According to a recent study from Soha Systems, nearly two-thirds of all data breaches (63 percent) result not from direct outside penetration of organizations’ own networks, but from attacks launched on or through third-party vendors. This not only makes third-party security the leading security challenge facing organizations, but it also means that the competition is not even close. Securing third-party vendors is particularly difficult because of two specific factors: one intrinsic to the modern web, the other driven by its rapid evolution.
The Third-Party Security Challenge of an Interconnected World
The first of these factors is that third-party threats inherently require a collaborative response involving both organizations and their vendors. The second complicating factor is that decision-makers have not yet caught up to this reality.
As Michael Patterson recounted on Infosec Island, the Target breach first called widespread attention to the full scope of the third-party security threat. Attackers compromised a vendor and used it to break into “Target’s internal network for electronic billing, contract submission and project management.” In turn, they gained access to the point-of-sale system and thus to information on some 40 million customer accounts.

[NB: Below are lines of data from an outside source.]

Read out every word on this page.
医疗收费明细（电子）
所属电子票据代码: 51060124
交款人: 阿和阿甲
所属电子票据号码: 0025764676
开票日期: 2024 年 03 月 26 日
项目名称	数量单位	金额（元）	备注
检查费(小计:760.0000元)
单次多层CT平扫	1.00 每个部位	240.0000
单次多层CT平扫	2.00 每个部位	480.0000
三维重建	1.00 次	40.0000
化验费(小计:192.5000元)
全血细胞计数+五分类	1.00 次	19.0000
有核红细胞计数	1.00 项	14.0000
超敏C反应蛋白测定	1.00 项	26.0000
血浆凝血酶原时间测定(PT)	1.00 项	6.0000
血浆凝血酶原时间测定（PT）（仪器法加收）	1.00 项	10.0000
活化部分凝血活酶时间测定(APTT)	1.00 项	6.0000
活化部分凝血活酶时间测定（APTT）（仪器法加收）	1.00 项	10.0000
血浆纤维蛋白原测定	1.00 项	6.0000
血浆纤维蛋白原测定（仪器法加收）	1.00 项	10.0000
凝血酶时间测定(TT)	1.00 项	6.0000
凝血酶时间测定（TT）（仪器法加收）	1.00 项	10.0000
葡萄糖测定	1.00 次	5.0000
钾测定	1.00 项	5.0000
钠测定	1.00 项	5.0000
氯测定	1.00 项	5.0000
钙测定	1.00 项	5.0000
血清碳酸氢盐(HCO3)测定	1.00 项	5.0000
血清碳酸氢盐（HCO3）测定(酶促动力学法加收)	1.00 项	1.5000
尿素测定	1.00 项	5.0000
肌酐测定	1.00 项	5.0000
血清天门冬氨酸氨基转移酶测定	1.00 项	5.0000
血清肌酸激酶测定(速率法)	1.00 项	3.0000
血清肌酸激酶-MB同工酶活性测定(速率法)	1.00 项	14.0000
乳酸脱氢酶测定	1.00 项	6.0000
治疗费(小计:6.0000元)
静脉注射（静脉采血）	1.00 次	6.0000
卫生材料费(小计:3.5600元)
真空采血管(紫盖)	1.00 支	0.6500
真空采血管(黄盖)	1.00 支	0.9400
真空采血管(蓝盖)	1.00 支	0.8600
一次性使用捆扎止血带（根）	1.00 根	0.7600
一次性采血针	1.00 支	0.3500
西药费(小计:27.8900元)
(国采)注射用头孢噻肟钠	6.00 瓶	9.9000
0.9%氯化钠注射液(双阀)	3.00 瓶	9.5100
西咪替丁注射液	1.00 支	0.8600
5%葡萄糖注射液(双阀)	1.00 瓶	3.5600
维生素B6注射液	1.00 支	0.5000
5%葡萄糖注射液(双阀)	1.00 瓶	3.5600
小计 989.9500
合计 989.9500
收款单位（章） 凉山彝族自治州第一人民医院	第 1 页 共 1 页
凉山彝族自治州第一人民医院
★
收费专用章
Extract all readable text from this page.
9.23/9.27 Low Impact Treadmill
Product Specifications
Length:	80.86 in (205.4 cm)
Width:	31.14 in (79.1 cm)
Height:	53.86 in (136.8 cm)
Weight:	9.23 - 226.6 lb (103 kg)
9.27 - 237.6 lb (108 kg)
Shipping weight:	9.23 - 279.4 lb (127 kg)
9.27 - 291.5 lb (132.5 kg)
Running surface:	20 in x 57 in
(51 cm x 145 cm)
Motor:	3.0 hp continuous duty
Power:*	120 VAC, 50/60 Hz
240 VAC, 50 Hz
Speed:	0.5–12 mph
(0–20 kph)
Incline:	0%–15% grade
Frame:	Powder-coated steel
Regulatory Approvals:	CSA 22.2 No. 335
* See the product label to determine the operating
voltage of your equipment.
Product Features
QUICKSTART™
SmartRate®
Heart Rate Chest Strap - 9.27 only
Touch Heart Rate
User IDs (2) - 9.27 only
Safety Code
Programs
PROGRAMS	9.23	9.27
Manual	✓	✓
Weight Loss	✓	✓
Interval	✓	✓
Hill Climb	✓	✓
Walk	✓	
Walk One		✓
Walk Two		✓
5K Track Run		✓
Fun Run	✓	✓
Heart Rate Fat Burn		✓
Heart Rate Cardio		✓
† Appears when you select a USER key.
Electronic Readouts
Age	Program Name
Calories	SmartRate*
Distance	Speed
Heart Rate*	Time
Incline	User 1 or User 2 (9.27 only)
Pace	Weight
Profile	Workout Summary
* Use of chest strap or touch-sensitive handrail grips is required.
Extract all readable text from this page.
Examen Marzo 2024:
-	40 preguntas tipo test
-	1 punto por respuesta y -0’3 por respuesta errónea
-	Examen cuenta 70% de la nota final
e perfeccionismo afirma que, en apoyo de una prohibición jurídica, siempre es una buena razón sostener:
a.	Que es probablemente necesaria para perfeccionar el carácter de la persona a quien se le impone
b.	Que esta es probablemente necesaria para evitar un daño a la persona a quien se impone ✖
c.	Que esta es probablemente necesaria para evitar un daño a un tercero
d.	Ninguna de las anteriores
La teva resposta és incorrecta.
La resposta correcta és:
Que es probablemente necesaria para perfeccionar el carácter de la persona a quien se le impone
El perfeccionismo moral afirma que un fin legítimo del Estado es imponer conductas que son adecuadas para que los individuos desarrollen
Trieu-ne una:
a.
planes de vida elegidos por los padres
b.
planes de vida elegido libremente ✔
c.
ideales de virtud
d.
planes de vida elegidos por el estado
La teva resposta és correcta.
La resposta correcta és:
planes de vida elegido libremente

The Yahoo attack told the same story on even a larger scale, with more than 1 billion accounts compromised, evidently by an attack on a third-party vendor. Yahoo reported no evidence of a direct penetration of its own network.
The avenues for such third-party attacks are multiple and growing. Organizations call upon vendors to provide a growing range of services, while employees bring their personal devices — and all of those devices’ app providers — into the workplace. Contractors and other guests may need internet connections or even temporary access to the local network. Business units create their own shadow IT operations, usually relying heavily on cloud and other vendor services.
Leadership Awareness Lag
For the most part, those connections are inevitable, built into the structure of modern business and organizational computing. Security professionals are widely aware of this third-party security challenge. The Soha Systems survey found that 75 percent of security professionals regarded vendor issues as serious and growing, while 56 percent of all respondents had “strong concerns” about securing or controlling their own third-party access.
But in the same survey, only 2 percent of top level “enterprise IT and security managers, directors and C-level execs” regarded third-party access as a top priority. In short, professionals are well aware of the challenge, but this awareness has not yet reached top decision-makers.
The current security thinking is, as Patterson put it, “the belief that malware of one form or another is always on the network.” This awareness must extend to third-party vendors, and organizations need to collaborate in the process of monitoring for abnormal traffic patterns. But for security collaboration to be effective, it must be supported from the top, by leadership that recognizes the collaborative nature of effective security in an interconnected world.